Make sure there’s enough contrast between custom controls and the map. Insufficient contrast makes controls hard to see and can cause them to blend in with the map. Consider using a thin stroke or light drop shadow to help a custom control stand out, or applying blend modes to the map area to increase its contrast with the controls atop it.
Apps connected with specific venues like shopping malls and stadiums can design custom interactive maps that help people locate and navigate to indoor points of interest. Indoor maps can include overlays that highlight specific areas, such as rooms, kiosks, and other locations. They can also include text labels, icons, and routes.

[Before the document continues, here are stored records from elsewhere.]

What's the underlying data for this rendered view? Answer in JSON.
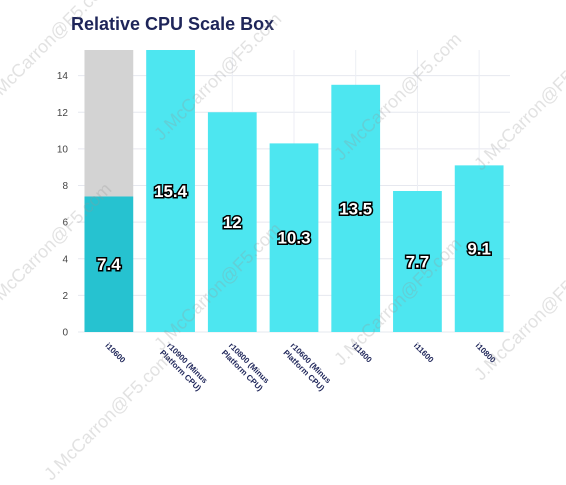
{
  "chart_data": {
    "type": "bar",
    "title": "Relative CPU Scale Box",
    "categories": [
      "i10600",
      "r10900 (Minus Platform CPU)",
      "r10800 (Minus Platform CPU)",
      "r10600 (Minus Platform CPU)",
      "i11800",
      "i11600",
      "i10800"
    ],
    "values": [
      7.4,
      15.4,
      12,
      10.3,
      13.5,
      7.7,
      9.1
    ],
    "data_labels": [
      "7.4",
      "15.4",
      "12",
      "10.3",
      "13.5",
      "7.7",
      "9.1"
    ],
    "stacked_extra": [
      8.0,
      0,
      0,
      0,
      0,
      0,
      0
    ],
    "ylim": [
      0,
      15.4
    ],
    "yticks": [
      0,
      2,
      4,
      6,
      8,
      10,
      12,
      14
    ],
    "grid": true,
    "xlabel": "",
    "ylabel": "",
    "colors": {
      "primary": "#4de6f0",
      "first_bar": "#26c2d0",
      "extra": "#d3d3d3",
      "title": "#1e2559"
    }
  },
  "watermark": "J.McCarron@F5.com"
}
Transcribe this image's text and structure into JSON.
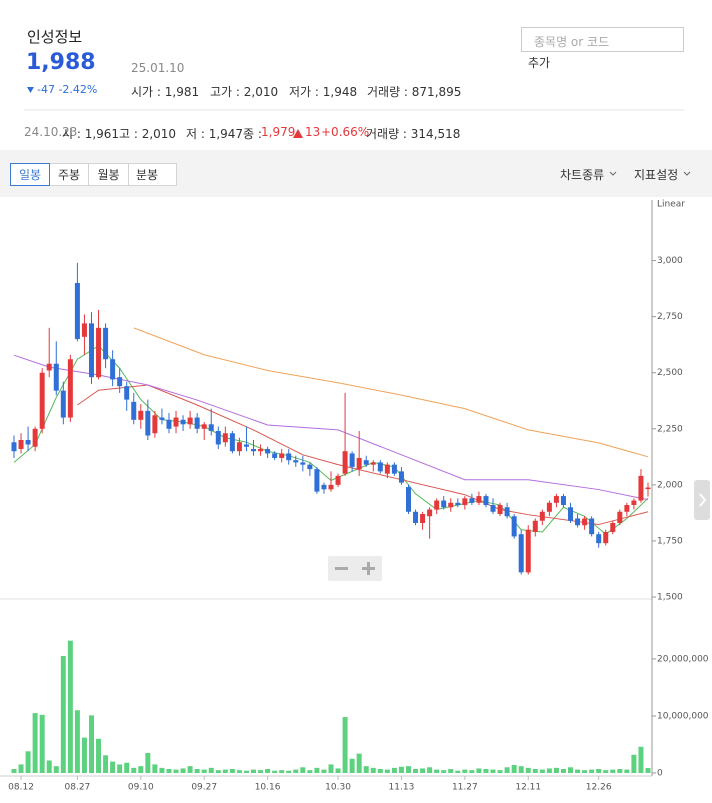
{
  "stock": {
    "name": "인성정보",
    "price": "1,988",
    "date": "25.01.10",
    "change": "-47 -2.42%",
    "stats": [
      "시가 : 1,981",
      "고가 : 2,010",
      "저가 : 1,948",
      "거래량 : 871,895"
    ],
    "search_placeholder": "종목명 or 코드",
    "add_button": "추가"
  },
  "hover": {
    "date": "24.10.23",
    "stats": [
      "시 : 1,961",
      "고 : 2,010",
      "저 : 1,947"
    ],
    "close_label": "종 :",
    "close": "1,979",
    "change": "13",
    "change_pct": "+0.66%",
    "volume": "거래량 : 314,518"
  },
  "toolbar": {
    "tabs": [
      "일봉",
      "주봉",
      "월봉",
      "분봉"
    ],
    "menus": [
      "차트종류",
      "지표설정"
    ]
  },
  "chart_data": {
    "type": "candlestick",
    "scale_label": "Linear",
    "categories": [
      null,
      "08.12",
      null,
      null,
      null,
      null,
      null,
      null,
      null,
      "08.27",
      null,
      null,
      null,
      null,
      null,
      null,
      null,
      null,
      "09.10",
      null,
      null,
      null,
      null,
      null,
      null,
      null,
      null,
      "09.27",
      null,
      null,
      null,
      null,
      null,
      null,
      null,
      null,
      "10.16",
      null,
      null,
      null,
      null,
      null,
      null,
      null,
      null,
      null,
      "10.30",
      null,
      null,
      null,
      null,
      null,
      null,
      null,
      null,
      "11.13",
      null,
      null,
      null,
      null,
      null,
      null,
      null,
      null,
      "11.27",
      null,
      null,
      null,
      null,
      null,
      null,
      null,
      null,
      "12.11",
      null,
      null,
      null,
      null,
      null,
      null,
      null,
      null,
      null,
      "12.26",
      null,
      null,
      null,
      null,
      null,
      null,
      null
    ],
    "ohlc": [
      [
        2190,
        2220,
        2120,
        2150
      ],
      [
        2160,
        2230,
        2140,
        2200
      ],
      [
        2200,
        2260,
        2150,
        2180
      ],
      [
        2170,
        2260,
        2150,
        2250
      ],
      [
        2250,
        2520,
        2230,
        2500
      ],
      [
        2510,
        2700,
        2480,
        2540
      ],
      [
        2540,
        2640,
        2400,
        2420
      ],
      [
        2420,
        2460,
        2270,
        2300
      ],
      [
        2300,
        2580,
        2280,
        2560
      ],
      [
        2900,
        2990,
        2640,
        2650
      ],
      [
        2660,
        2760,
        2580,
        2720
      ],
      [
        2720,
        2770,
        2450,
        2480
      ],
      [
        2480,
        2780,
        2470,
        2700
      ],
      [
        2700,
        2720,
        2520,
        2560
      ],
      [
        2560,
        2600,
        2440,
        2470
      ],
      [
        2480,
        2520,
        2410,
        2440
      ],
      [
        2440,
        2460,
        2330,
        2380
      ],
      [
        2370,
        2410,
        2270,
        2290
      ],
      [
        2290,
        2360,
        2250,
        2330
      ],
      [
        2330,
        2380,
        2200,
        2220
      ],
      [
        2230,
        2330,
        2210,
        2310
      ],
      [
        2300,
        2340,
        2270,
        2290
      ],
      [
        2290,
        2320,
        2230,
        2250
      ],
      [
        2260,
        2330,
        2230,
        2300
      ],
      [
        2290,
        2310,
        2240,
        2270
      ],
      [
        2270,
        2330,
        2250,
        2300
      ],
      [
        2300,
        2320,
        2230,
        2250
      ],
      [
        2250,
        2280,
        2200,
        2270
      ],
      [
        2270,
        2340,
        2220,
        2240
      ],
      [
        2240,
        2260,
        2160,
        2180
      ],
      [
        2190,
        2260,
        2170,
        2230
      ],
      [
        2230,
        2240,
        2140,
        2150
      ],
      [
        2150,
        2210,
        2130,
        2190
      ],
      [
        2180,
        2260,
        2150,
        2170
      ],
      [
        2160,
        2200,
        2130,
        2150
      ],
      [
        2150,
        2180,
        2130,
        2160
      ],
      [
        2160,
        2170,
        2120,
        2140
      ],
      [
        2140,
        2150,
        2110,
        2120
      ],
      [
        2120,
        2160,
        2100,
        2140
      ],
      [
        2140,
        2160,
        2090,
        2110
      ],
      [
        2110,
        2130,
        2080,
        2100
      ],
      [
        2100,
        2130,
        2060,
        2090
      ],
      [
        2090,
        2100,
        2040,
        2070
      ],
      [
        2070,
        2080,
        1960,
        1970
      ],
      [
        2000,
        2010,
        1960,
        1980
      ],
      [
        1980,
        2060,
        1970,
        2000
      ],
      [
        2000,
        2050,
        1990,
        2040
      ],
      [
        2050,
        2410,
        2040,
        2150
      ],
      [
        2140,
        2150,
        2060,
        2080
      ],
      [
        2070,
        2240,
        2040,
        2120
      ],
      [
        2110,
        2130,
        2080,
        2090
      ],
      [
        2090,
        2110,
        2060,
        2100
      ],
      [
        2100,
        2110,
        2050,
        2060
      ],
      [
        2050,
        2100,
        2030,
        2090
      ],
      [
        2090,
        2100,
        2040,
        2050
      ],
      [
        2060,
        2080,
        2000,
        2010
      ],
      [
        1990,
        2000,
        1870,
        1880
      ],
      [
        1880,
        1890,
        1820,
        1830
      ],
      [
        1830,
        1880,
        1800,
        1870
      ],
      [
        1860,
        1900,
        1760,
        1890
      ],
      [
        1890,
        1940,
        1870,
        1930
      ],
      [
        1930,
        1950,
        1890,
        1900
      ],
      [
        1900,
        1940,
        1880,
        1920
      ],
      [
        1920,
        1940,
        1900,
        1910
      ],
      [
        1910,
        1950,
        1890,
        1940
      ],
      [
        1940,
        1960,
        1910,
        1920
      ],
      [
        1920,
        1970,
        1910,
        1950
      ],
      [
        1950,
        1960,
        1900,
        1910
      ],
      [
        1910,
        1940,
        1870,
        1880
      ],
      [
        1870,
        1920,
        1860,
        1910
      ],
      [
        1900,
        1920,
        1850,
        1860
      ],
      [
        1860,
        1870,
        1760,
        1770
      ],
      [
        1780,
        1800,
        1600,
        1610
      ],
      [
        1610,
        1820,
        1600,
        1800
      ],
      [
        1790,
        1850,
        1770,
        1840
      ],
      [
        1840,
        1890,
        1820,
        1880
      ],
      [
        1880,
        1930,
        1860,
        1920
      ],
      [
        1920,
        1960,
        1900,
        1950
      ],
      [
        1950,
        1960,
        1900,
        1910
      ],
      [
        1900,
        1920,
        1830,
        1840
      ],
      [
        1850,
        1870,
        1810,
        1820
      ],
      [
        1820,
        1860,
        1800,
        1850
      ],
      [
        1850,
        1860,
        1770,
        1780
      ],
      [
        1780,
        1790,
        1720,
        1740
      ],
      [
        1740,
        1800,
        1730,
        1790
      ],
      [
        1790,
        1840,
        1780,
        1830
      ],
      [
        1830,
        1890,
        1820,
        1880
      ],
      [
        1880,
        1920,
        1860,
        1910
      ],
      [
        1910,
        1940,
        1890,
        1930
      ],
      [
        1930,
        2070,
        1920,
        2040
      ],
      [
        1981,
        2010,
        1948,
        1988
      ]
    ],
    "up_color": "#e5383b",
    "down_color": "#2f6fd6",
    "ma_lines": [
      {
        "color": "#58b85c",
        "x": [
          0,
          3,
          6,
          9,
          12,
          15,
          18,
          21,
          24,
          27,
          30,
          33,
          36,
          39,
          42,
          45,
          48,
          51,
          54,
          57,
          60,
          63,
          66,
          69,
          72,
          75,
          78,
          81,
          84,
          87,
          90
        ],
        "values": [
          2100,
          2180,
          2390,
          2560,
          2620,
          2520,
          2380,
          2290,
          2280,
          2260,
          2210,
          2190,
          2150,
          2130,
          2100,
          2020,
          2060,
          2100,
          2080,
          1960,
          1890,
          1910,
          1930,
          1910,
          1800,
          1790,
          1900,
          1860,
          1780,
          1850,
          1940
        ]
      },
      {
        "color": "#d9574f",
        "x": [
          9,
          12,
          19,
          26,
          34,
          41,
          46,
          55,
          64,
          69,
          73,
          83,
          90
        ],
        "values": [
          2356,
          2422,
          2445,
          2356,
          2245,
          2134,
          2090,
          2023,
          1956,
          1890,
          1867,
          1823,
          1880
        ]
      },
      {
        "color": "#b46ddd",
        "x": [
          0,
          5,
          12,
          19,
          26,
          36,
          46,
          55,
          64,
          73,
          83,
          90
        ],
        "values": [
          2578,
          2525,
          2490,
          2445,
          2378,
          2267,
          2245,
          2134,
          2023,
          2023,
          1979,
          1934
        ]
      },
      {
        "color": "#f0a35a",
        "x": [
          17,
          27,
          36,
          46,
          55,
          64,
          73,
          83,
          90
        ],
        "values": [
          2700,
          2580,
          2510,
          2455,
          2400,
          2340,
          2245,
          2187,
          2125
        ]
      }
    ],
    "ylim": [
      1500,
      3270
    ],
    "yticks": [
      {
        "value": 1500,
        "label": "1,500"
      },
      {
        "value": 1750,
        "label": "1,750"
      },
      {
        "value": 2000,
        "label": "2,000"
      },
      {
        "value": 2250,
        "label": "2,250"
      },
      {
        "value": 2500,
        "label": "2,500"
      },
      {
        "value": 2750,
        "label": "2,750"
      },
      {
        "value": 3000,
        "label": "3,000"
      }
    ],
    "volume": [
      700000,
      1500000,
      3800000,
      10500000,
      10200000,
      2200000,
      1200000,
      20500000,
      23200000,
      11000000,
      6200000,
      10100000,
      6000000,
      3100000,
      2000000,
      1500000,
      1800000,
      900000,
      1200000,
      3500000,
      1500000,
      900000,
      700000,
      600000,
      800000,
      1200000,
      700000,
      600000,
      900000,
      500000,
      600000,
      700000,
      500000,
      400000,
      600000,
      500000,
      700000,
      400000,
      500000,
      400000,
      600000,
      1000000,
      500000,
      900000,
      600000,
      1500000,
      800000,
      9800000,
      2500000,
      3400000,
      1200000,
      900000,
      700000,
      600000,
      900000,
      1100000,
      1200000,
      700000,
      800000,
      1000000,
      600000,
      500000,
      700000,
      400000,
      600000,
      500000,
      800000,
      700000,
      600000,
      500000,
      1000000,
      1400000,
      1200000,
      900000,
      700000,
      600000,
      800000,
      900000,
      700000,
      1000000,
      600000,
      500000,
      600000,
      700000,
      500000,
      600000,
      700000,
      600000,
      3200000,
      4600000,
      871895
    ],
    "volume_color": "#5cd17f",
    "volume_ylim": [
      0,
      29800000
    ],
    "volume_yticks": [
      0,
      {
        "value": 10000000,
        "label": "10,000,000"
      },
      {
        "value": 20000000,
        "label": "20,000,000"
      }
    ]
  }
}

Adjust map detail based on the zoom level. Too much detail can cause a map to appear cluttered. Show large areas like rooms and buildings at all zoom levels. Then, progressively add more detailed features and labels as the map is zoomed in. An airport map might show only terminals and gates when zoomed out, but reveal individual stores and restrooms when zoomed in.
Use distinctive styling to differentiate the features of your map. Using color along with iconography can help distinguish different types of areas, stores, and services, and make it easy for people to quickly find what they're looking for.
Offer a floor picker if your venue includes multiple levels. A floor picker lets people quickly jump between floors. If you implement this feature, keep floor numbers concise for simplicity. In most cases, a list of floor numbers — rather than floor names — is sufficient.
Include surrounding areas to provide context. Adjacent streets, playgrounds, and other nearby locations can all help orient people when they use your map. If these areas are noninteractive, use dimming and a distinct color to make them appear supplemental.
Consider enabling navigation between your venue and nearby transit points. Make it easy to enter and exit your venue by offering routing to and from nearby bus stops, train stations, parking lots, garages, and other transit locations. You might also offer a way for people to quickly switch over to Apple Maps for additional navigation options.
Limit scrolling outside of your venue. This can help people avoid getting lost when they swipe too hard on your map. When possible, keep at least part of your indoor map visible onscreen at all times. To help people stay oriented, you may need to adjust the amount of scrolling you permit based on the zoom level.
Design an indoor map that feels like a natural extension of your app. Don’t try to replicate the appearance of Apple Maps. Instead, make sure area overlays, icons, and text match the visual style of your app.
You use a specific, distinct format to create indoor maps; to learn more, see Indoor Mapping Data Format.
No additional considerations for iOS, iPadOS, macOS, or tvOS.
On Apple Watch, maps are static snapshots of geographic locations. Place a map in your interface at design time and show the appropriate region at runtime. The displayed region isn't interactive; tapping it opens the Maps app on Apple Watch. You can annotate the map to highlight points of interest or other relevant information. The system lets you add up to five annotations to a map.
Fit the map interface element to the screen. The entire element should be visible on the Apple Watch display without requiring scrolling.
Show the smallest region that encompasses the points of interest. The content within a map interface element doesn't scroll, so all key content must be visible within the displayed region.
For developer guidance, see WKInterfaceMap.